Por: Gilberto Nieto Aguilar / columnista
Hola, mi nombre poco importa. Soy Pedro, José o Juan. Con el tiempo la ingratitud de las personas hace que los nombres se esfumen y sólo sobreviven en el lejano recuerdo del árbol genealógico, si es que viene al caso comentarlo, en alguna esporádica reunion familiar mientras esperan que se carguen los celulares y tabletas del mundo digital de cada personaje concurrente.
Nosotros, los ancianos, tenemos una excelente memoria retrospectiva pero una mala memoria del instante presente. Recordamos con precisión cosas que pasaron hace mucho tiempo y olvidamos con facilidad las cosas que estamos haciendo o acaban de suceder. Es algo que a muchos les parece un dato extraño.
Dicen que tomar agua fresca y limpia nos puede ayudar mucho para reactivar esa memoria traicionera. Pero esa deficiencia propia de la edad –y también de la nostalgia– nos hace hablar del pasado, de la enorme riqueza de recuerdos que rondan nuestros sueños y nos acompañan siempre en los momentos de soledad, de angustia, de hastío, de enfermedad, de lejanía, de abandono.
Con el tiempo, las cosas adquieren nuevas dimensiones. Los años nos dan un poco de sabiduría y podemos ser más sensatos en nuestras opiniones. Los intereses mundanos no significan lo mismo que 20 ó 30 años atrás, e incluso la política pierde importancia. Ya no nos apasionamos con las falsas promesas del político que hace vibrar a las masas y sabemos, casi por intuición, que los cambios necesitan de tiempo, voluntad y circunstancias extremas para transformar a una sociedad.
Para muchos un anciano es una persona achacosa, estorbosa, poco interesante, anacrónica, incómoda. Una especie de pieza de museo sin valor histórico o pecuniario, con la cual no tiene caso perder el tiempo porque les puede atrapar con sus quejas y dolencias, sus necesidades y sus interminables historias de vida. Somos como niños latosos a los que nada nos acomoda, felices y tiranos cuando logramos atraer la atención de alguien.
No importa quién hayamos sido, nunca nos preparamos para la vejez. Las sociedades actuales han perdido el respeto y el reconocimiento a los ancianos, mientras prosperan sin sentido humano, enajenadas por la frialdad de las tecnologías y la glamorosa sensación de un poder ficticio, que ahoga el pensamiento consciente bajo los efluvios de una repetición inconsciente de consignas en todos los idiomas y puntos geométricos del planeta.

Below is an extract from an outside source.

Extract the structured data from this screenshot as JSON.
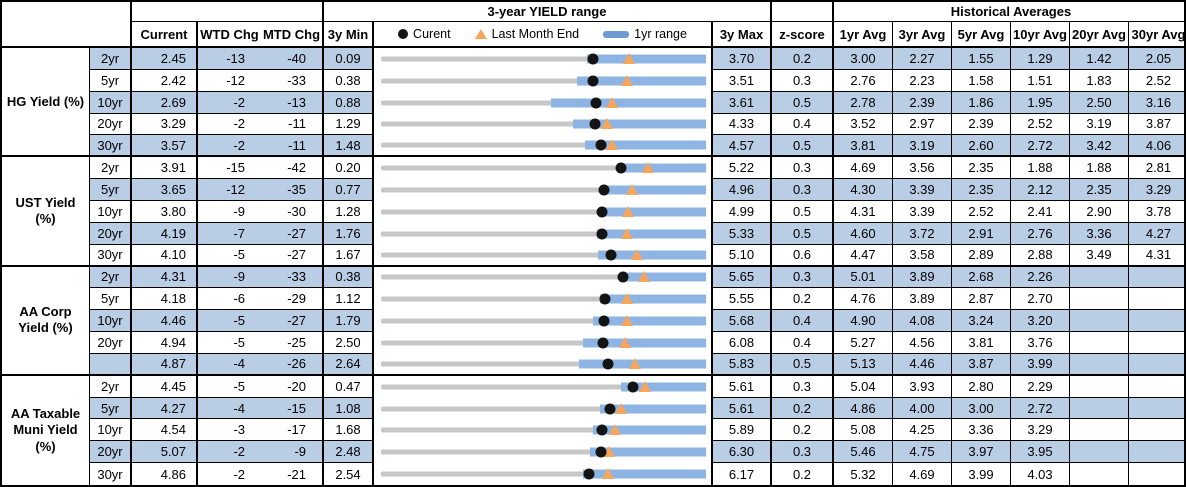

Nuestras tradiciones tenían un sentido y una razón de ser, siempre alusivas a fuerzas superiores a la voluntad colectiva e individual. Eran rituales que nos recordaban lo fácil que es extraviarnos por los senderos de la vida y nos indicaban los caminos de nuestros ancestros. Los ancianos más sabios eran venerados y respetados. A ellos se acudía en busca de consejo.
Hoy la humanidad es tan extensa, tan laxa, tan diversa y parecida a la vez. Se quiere vivir rápido y mucho, sin alcanzar a atrapar ninguna esencia. Se quiere ser, pero se teme serlo. Existe un grave riesgo de que los futuros ancianos no alcancen a recoger las semillas de la sabiduría para sembrarlas en sus campo de vida.